Re: [PATCH] x86/vmap: handle superpages in vmap_to_mfn()

From: Hongyan Xia <hx242@xen.org>
To: Jan Beulich <jbeulich@suse.com>
Cc: jgrall@amazon.com, "Andrew Cooper" <andrew.cooper3@citrix.com>,
	"Roger Pau Monné" <roger.pau@citrix.com>, "Wei Liu" <wl@xen.org>,
	xen-devel@lists.xenproject.org
Subject: Re: [PATCH] x86/vmap: handle superpages in vmap_to_mfn()
Date: Wed, 02 Dec 2020 12:17:30 +0000	[thread overview]
Message-ID: <6409ea31aa21fa54ef2697b0ce959bbf7b5e2a23.camel@xen.org> (raw)
In-Reply-To: <ef127c6f-2d8a-1ddf-f8e7-7e747518c5a8@suse.com>

On Wed, 2020-12-02 at 11:04 +0100, Jan Beulich wrote:
> On 30.11.2020 17:50, Hongyan Xia wrote:
> > From: Hongyan Xia <hongyxia@amazon.com>
> > 
> > There is simply no guarantee that vmap won't return superpages to
> > the
> > caller. It can happen if the list of MFNs are contiguous, or we
> > simply
> > have a large granularity. Although rare, if such things do happen,
> > we
> > will simply hit BUG_ON() and crash. Properly handle such cases in a
> > new
> > implementation.
> > 
> > Note that vmap is now too large to be a macro, so implement it as a
> > normal function and move the declaration to mm.h (page.h cannot
> > handle
> > mfn_t).
> 
> I'm not happy about this movement, and it's also not really clear to
> me what problem page.h would have in principle. Yes, it can't
> include xen/mm.h, but I think it is long overdue that we disentangle
> this at least some. Let me see what I can do as a prereq for this
> change, but see also below.
> 
> > --- a/xen/arch/x86/mm.c
> > +++ b/xen/arch/x86/mm.c
> > @@ -5194,6 +5194,49 @@ l1_pgentry_t *virt_to_xen_l1e(unsigned long
> > v)
> >          }                                          \
> >      } while ( false )
> >  
> > +mfn_t vmap_to_mfn(const void *v)
> > +{
> > +    bool locking = system_state > SYS_STATE_boot;
> > +    unsigned int l2_offset = l2_table_offset((unsigned long)v);
> > +    unsigned int l1_offset = l1_table_offset((unsigned long)v);
> > +    l3_pgentry_t *pl3e = virt_to_xen_l3e((unsigned long)v);
> > +    l2_pgentry_t *pl2e;
> > +    l1_pgentry_t *pl1e;
> 
> Can't all three of them be pointer-to-const?

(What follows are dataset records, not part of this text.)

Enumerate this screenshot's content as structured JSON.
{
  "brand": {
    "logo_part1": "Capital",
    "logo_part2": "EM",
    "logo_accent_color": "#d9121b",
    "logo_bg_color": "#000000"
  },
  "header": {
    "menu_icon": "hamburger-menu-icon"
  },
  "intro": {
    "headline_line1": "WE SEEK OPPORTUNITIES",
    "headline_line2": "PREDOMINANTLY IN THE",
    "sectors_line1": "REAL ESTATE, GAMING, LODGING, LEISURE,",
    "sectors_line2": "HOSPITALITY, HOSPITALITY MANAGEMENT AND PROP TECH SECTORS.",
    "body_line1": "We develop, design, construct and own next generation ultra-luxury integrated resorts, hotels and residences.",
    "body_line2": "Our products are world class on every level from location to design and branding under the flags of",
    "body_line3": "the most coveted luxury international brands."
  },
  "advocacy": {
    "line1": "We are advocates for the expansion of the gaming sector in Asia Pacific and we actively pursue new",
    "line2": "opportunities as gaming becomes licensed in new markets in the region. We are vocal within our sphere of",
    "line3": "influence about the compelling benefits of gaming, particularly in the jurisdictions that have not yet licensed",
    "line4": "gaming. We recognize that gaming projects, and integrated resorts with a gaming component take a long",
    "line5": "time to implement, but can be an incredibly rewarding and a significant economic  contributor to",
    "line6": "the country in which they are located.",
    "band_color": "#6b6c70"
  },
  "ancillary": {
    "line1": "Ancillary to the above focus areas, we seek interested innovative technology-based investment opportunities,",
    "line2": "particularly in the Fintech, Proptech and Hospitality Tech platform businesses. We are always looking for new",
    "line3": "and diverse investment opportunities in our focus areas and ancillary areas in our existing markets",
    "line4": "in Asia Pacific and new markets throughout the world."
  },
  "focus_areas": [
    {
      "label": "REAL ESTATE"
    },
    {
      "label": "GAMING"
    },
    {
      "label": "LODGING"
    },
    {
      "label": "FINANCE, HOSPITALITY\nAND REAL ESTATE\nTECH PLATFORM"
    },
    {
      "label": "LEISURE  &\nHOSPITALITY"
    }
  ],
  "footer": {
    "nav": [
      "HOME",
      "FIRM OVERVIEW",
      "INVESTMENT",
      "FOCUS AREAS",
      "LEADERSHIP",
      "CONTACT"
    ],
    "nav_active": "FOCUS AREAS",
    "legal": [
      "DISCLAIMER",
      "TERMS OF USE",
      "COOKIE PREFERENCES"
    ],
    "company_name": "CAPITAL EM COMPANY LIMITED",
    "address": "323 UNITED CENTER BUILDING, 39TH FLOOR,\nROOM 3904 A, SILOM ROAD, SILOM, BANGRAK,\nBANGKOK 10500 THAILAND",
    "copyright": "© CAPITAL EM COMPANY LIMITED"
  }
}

They can (and yes they should).

> > +    struct page_info *l3page;
> > +    mfn_t ret;
> > +
> > +    ASSERT(pl3e);
> 
>     if ( !pl3e )
>     {
>         ASSERT_UNREACHABLE();
>         return INVALID_MFN;
>     }
> 
> as per the bottom of ./CODING_STYLE? (Similarly further down
> then.)

Will revise.

> > +    l3page = virt_to_page(pl3e);
> > +    L3T_LOCK(l3page);
> > +
> > +    ASSERT(l3e_get_flags(*pl3e) & _PAGE_PRESENT);
> > +    if ( l3e_get_flags(*pl3e) & _PAGE_PSE )
> > +    {
> > +        ret = mfn_add(l3e_get_mfn(*pl3e),
> > +                      (l2_offset << PAGETABLE_ORDER) + l1_offset);
> > +        L3T_UNLOCK(l3page);
> > +        return ret;
> 
> To keep the locked region as narrow as possible
> 
>         mfn = l3e_get_mfn(*pl3e);
>         L3T_UNLOCK(l3page);
>         return mfn_add(mfn, (l2_offset << PAGETABLE_ORDER) +
> l1_offset);
> 
> ? However, in particular because of the recurring unlocks on
> the exit paths I wonder whether it wouldn't be better to
> restructure the whole function such that there'll be one unlock
> and one return. Otoh I'm afraid what I'm asking for here is
> going to yield a measurable set of goto-s ...

I can do that.

But what about the lock narrowing? Will be slightly more tricky when
there is goto. Naturally:

    ret = full return mfn;
    goto out;

out:
    UNLOCK();
    return ret;

but with narrowing, my first reaction is:

    ret = high bits of mfn;
    l2_offset = 0;
    l1_offset = 0;
    goto out;

out:
    UNLOCK();
    return mfn + l2_offset << TABLE_ORDER + l1_offset;

To be honest, I doubt it is really worth it and I prefer the first one.

> 
> > +    }
> > +
> > +    pl2e = map_l2t_from_l3e(*pl3e) + l2_offset;
> > +    ASSERT(l2e_get_flags(*pl2e) & _PAGE_PRESENT);
> > +    if ( l2e_get_flags(*pl2e) & _PAGE_PSE )
> > +    {
> > +        ret = mfn_add(l2e_get_mfn(*pl2e), l1_offset);
> > +        L3T_UNLOCK(l3page);
> > +        return ret;
> > +    }
> > +
> > +    pl1e = map_l1t_from_l2e(*pl2e) + l1_offset;
> > +    UNMAP_DOMAIN_PAGE(pl2e);
> > +    ASSERT(l1e_get_flags(*pl1e) & _PAGE_PRESENT);
> > +    ret = l1e_get_mfn(*pl1e);
> > +    L3T_UNLOCK(l3page);
> > +    UNMAP_DOMAIN_PAGE(pl1e);
> > +
> > +    return ret;
> > +}
> 
> Now for the name of the function: The only aspect tying it
> somewhat to vmap() is that it assumes (asserts) it'll find a
> valid mapping. I think it wants renaming, and vmap_to_mfn()
> then would become a #define of it (perhaps even retaining
> its property of getting unsigned long passed in), at which
> point it also doesn't need moving out of page.h. As to the
> actual name, xen_map_to_mfn() to somewhat match up with
> map_pages_to_xen()?

I actually really like this idea. I will come up with something in the
next rev. But if we want to make it generic, shouldn't we not ASSERT on
pl*e and the PRESENT flag and just return INVALID_MFN? Then this
function works on both mapped address (assumption of vmap_to_mfn()) and
other use cases.

Hongyan